For the life of me, I can't remember the mechanics of this game. Which, come to think of it, is probably because the game almost instantly devolved into "WHO CARES WHATEVER LET'S JUST SQUISH THESE GRAPES IN THE GROSSEST WAY POSSIBLE." Which, I mean, is awesome. Basically, what Parker Brothers (now, of course, Hasbro) did here is create an elaborate fruit-murdering contraption. What kid (or adult...) doesn't want that!? Who doesn't want to squish a mold of a horrified-looking Oompa Loompa-esque grape-person under a ridged plastic rolling pin? Or stretch it in a rack?
Was there an Iron Maiden? I hope there was an Iron Maiden.
As a curious tween, I had the MOST fun playing Kerplunk with my friends. It was undoubtedly my favorite game. Basically, it was a bunch of marbles that you poured into a plastic cylinder after poking an elaborate pattern of flimsy, brittle sticks through tiny holes.
Once that was done, the game was on: you had to carefully pull out each little stick and pray to your childhood deities that the marbles didn't come flooding out in a glass cacophony that would DEFINITELY wake Daddy.
I don't know what the deal was with the 90s and comically stress-inducing games, but it probably explains why I'm an uppity high-strung millennial yuppie who winces at most loud noises. It probably also explains why I love all things goop, slime, and contraption.
4. Mouse Trap
If you were unfortunate enough to be a parent during the age of Mouse Trap, I am deeply sorry. I was fortunate enough to be a child-- all I had to do was sit back and bark at my mom like a tyrant for failing to balance the cage perfectly on the precarious ridged tower.
Unlike Grape Escape, which I just fiddled with indiscriminately like a jelly-obsessed Sweeney Todd, I actually played Mouse Trap all the way through many times, with my incredibly sweet and patient mother. This game is just genuinely fun, and I'm so bummed that it's out of print (it IS out of print, right? I should know this...), because I'd really like to play it with my kids some day.

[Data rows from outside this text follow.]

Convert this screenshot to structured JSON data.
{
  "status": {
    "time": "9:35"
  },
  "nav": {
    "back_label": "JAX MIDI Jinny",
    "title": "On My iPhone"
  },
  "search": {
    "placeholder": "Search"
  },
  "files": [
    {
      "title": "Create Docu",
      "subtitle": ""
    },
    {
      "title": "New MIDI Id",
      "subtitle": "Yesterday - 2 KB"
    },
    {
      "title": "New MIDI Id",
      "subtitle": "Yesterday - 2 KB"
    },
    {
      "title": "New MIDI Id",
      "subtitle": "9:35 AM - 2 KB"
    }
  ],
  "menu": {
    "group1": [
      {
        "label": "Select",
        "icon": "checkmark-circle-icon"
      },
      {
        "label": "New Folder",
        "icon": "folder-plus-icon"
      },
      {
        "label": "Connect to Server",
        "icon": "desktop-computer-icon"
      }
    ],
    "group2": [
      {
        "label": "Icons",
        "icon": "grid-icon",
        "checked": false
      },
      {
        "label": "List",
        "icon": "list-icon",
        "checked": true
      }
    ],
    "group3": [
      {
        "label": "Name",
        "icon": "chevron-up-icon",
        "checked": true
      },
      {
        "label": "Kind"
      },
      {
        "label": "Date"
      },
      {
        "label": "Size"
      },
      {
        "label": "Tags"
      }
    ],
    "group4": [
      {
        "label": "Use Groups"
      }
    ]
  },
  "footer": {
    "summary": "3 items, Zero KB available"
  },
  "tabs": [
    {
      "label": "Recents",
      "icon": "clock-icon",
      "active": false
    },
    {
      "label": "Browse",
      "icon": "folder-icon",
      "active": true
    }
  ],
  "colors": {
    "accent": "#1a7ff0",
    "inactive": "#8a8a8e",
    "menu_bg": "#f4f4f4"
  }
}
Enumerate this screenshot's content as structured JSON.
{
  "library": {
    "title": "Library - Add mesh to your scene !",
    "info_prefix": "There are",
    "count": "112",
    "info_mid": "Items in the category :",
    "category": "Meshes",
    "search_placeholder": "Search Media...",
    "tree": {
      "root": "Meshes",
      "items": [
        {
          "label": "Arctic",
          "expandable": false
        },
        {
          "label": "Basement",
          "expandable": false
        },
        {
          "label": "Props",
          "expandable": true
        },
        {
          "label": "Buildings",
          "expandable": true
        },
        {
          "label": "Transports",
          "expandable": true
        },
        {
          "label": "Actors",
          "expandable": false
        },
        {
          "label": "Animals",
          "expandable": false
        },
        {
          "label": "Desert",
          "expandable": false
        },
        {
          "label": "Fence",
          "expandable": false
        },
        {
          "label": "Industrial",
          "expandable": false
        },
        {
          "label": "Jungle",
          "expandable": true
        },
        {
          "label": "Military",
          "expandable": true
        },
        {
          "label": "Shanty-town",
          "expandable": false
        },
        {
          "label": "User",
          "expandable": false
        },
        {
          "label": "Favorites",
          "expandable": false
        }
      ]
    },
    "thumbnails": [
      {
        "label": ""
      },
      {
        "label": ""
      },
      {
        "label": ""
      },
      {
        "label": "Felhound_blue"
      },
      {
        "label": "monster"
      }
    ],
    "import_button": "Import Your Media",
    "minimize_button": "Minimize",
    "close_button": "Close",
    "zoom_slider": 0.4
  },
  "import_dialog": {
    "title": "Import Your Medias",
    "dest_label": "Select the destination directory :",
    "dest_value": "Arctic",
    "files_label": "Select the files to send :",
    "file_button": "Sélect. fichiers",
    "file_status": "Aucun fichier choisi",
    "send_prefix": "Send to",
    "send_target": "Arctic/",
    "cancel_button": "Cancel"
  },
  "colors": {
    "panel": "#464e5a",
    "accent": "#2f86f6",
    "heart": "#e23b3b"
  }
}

I'm making them set it up though. Nothing builds character like gaining the patience and finesse to set up Mouse Trap.
5. Gooey Louie
This is a game. A game whose tagline is "Watch Louie's brains POP when the Special Gooey gets picked!"
Someone who has played this game PLEASE tell me what it was like. Because I was barely allowed to watch commercials for it.
Like, what were the boogers made of? Do I want to know what makes the Special Gooey so special? Why couldn't they bother to give him hair?
I imagine, because they wanted children to understand the meaning of nightmares.
What games used to give you nightmares?